The next thing I knew, I heard my son saying, “My mom is on the floor, and I can’t get her up. She is also talking funny.” I asked who he was talking to. His answer: “The police, Mom. They said don’t worry; help is on the way.”

“Good Lord,” I thought. In my mind, I just needed a nap.

I heard knocks on the door and men’s voices. David called to them that the door was open and to come upstairs. The paramedics put David at ease and asked him to carry the oxygen downstairs alongside me. He proudly rode in the front seat of the ambulance.

I was taken to a local hospital, where I was informed that I had suffered a stroke, a right CVA.

“This can’t be a stroke,” I said. I was a health care lobbyist focused on health disparities, and I didn’t smoke, drink, or use drugs and wasn’t overweight—all predictors of strokes.

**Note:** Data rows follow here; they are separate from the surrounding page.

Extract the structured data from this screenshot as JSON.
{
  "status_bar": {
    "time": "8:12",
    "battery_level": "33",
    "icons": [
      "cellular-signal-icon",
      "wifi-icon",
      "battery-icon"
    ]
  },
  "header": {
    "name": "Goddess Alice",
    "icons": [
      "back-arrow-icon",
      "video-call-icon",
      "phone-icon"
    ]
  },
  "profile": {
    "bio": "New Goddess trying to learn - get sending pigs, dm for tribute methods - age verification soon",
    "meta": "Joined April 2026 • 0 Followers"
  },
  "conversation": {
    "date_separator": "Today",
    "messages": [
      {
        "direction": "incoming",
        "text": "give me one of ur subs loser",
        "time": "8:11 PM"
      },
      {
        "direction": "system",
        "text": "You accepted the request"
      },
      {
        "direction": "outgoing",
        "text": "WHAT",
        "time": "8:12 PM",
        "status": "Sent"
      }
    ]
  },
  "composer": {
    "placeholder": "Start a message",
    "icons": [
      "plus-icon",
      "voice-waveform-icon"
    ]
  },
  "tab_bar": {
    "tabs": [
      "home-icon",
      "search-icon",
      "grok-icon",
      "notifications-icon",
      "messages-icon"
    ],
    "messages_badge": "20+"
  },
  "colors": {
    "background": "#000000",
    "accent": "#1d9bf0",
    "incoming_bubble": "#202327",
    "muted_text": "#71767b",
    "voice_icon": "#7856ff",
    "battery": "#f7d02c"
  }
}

My doctor replied by offering me a piece of advice I’ll remember for the rest of my life: Sometimes bad stuff just happens.

I remember looking at David and saying, “You have to go to school.” But my neurologist said to me (much to David’s delight), “Lori, your son saved your life today. He gets the day off!”

I later found that I had a genetic disposition to strokes. Both of my grandparents had passed away as a result of strokes.

So I began what I call the journey down the rabbit hole. I spent several weeks in that local hospital and then in two rehab hospitals, where I received extensive physical therapy.

Altogether I was in four rehab facilities.The experience was often frustrating. I was in a wheelchair, and I couldn’t do the things I wanted to do.

But I was determined to walk again, and thanks to the help of a dynamic physical therapist at Suburban Hospital in Bethesda, Md., I did so within three months! I couldn’t have done it without her and the support of my family.

I soon went back to work, and I started driving again.

Today my walking isn’t perfect, but with a cane I can put one foot in front of the other and get to where I am going.

That’s also how I live every day now. I know life isn’t always easy, but I have the love of my family and the determination to live life to the fullest.

Editor’s footnote: Lori sent this additional note to us:

David is graduating from Morgan State University on May 21. He made the dean’s list, and I told him I was so proud of him. He said, “I couldn’t have done it without you, Mom.”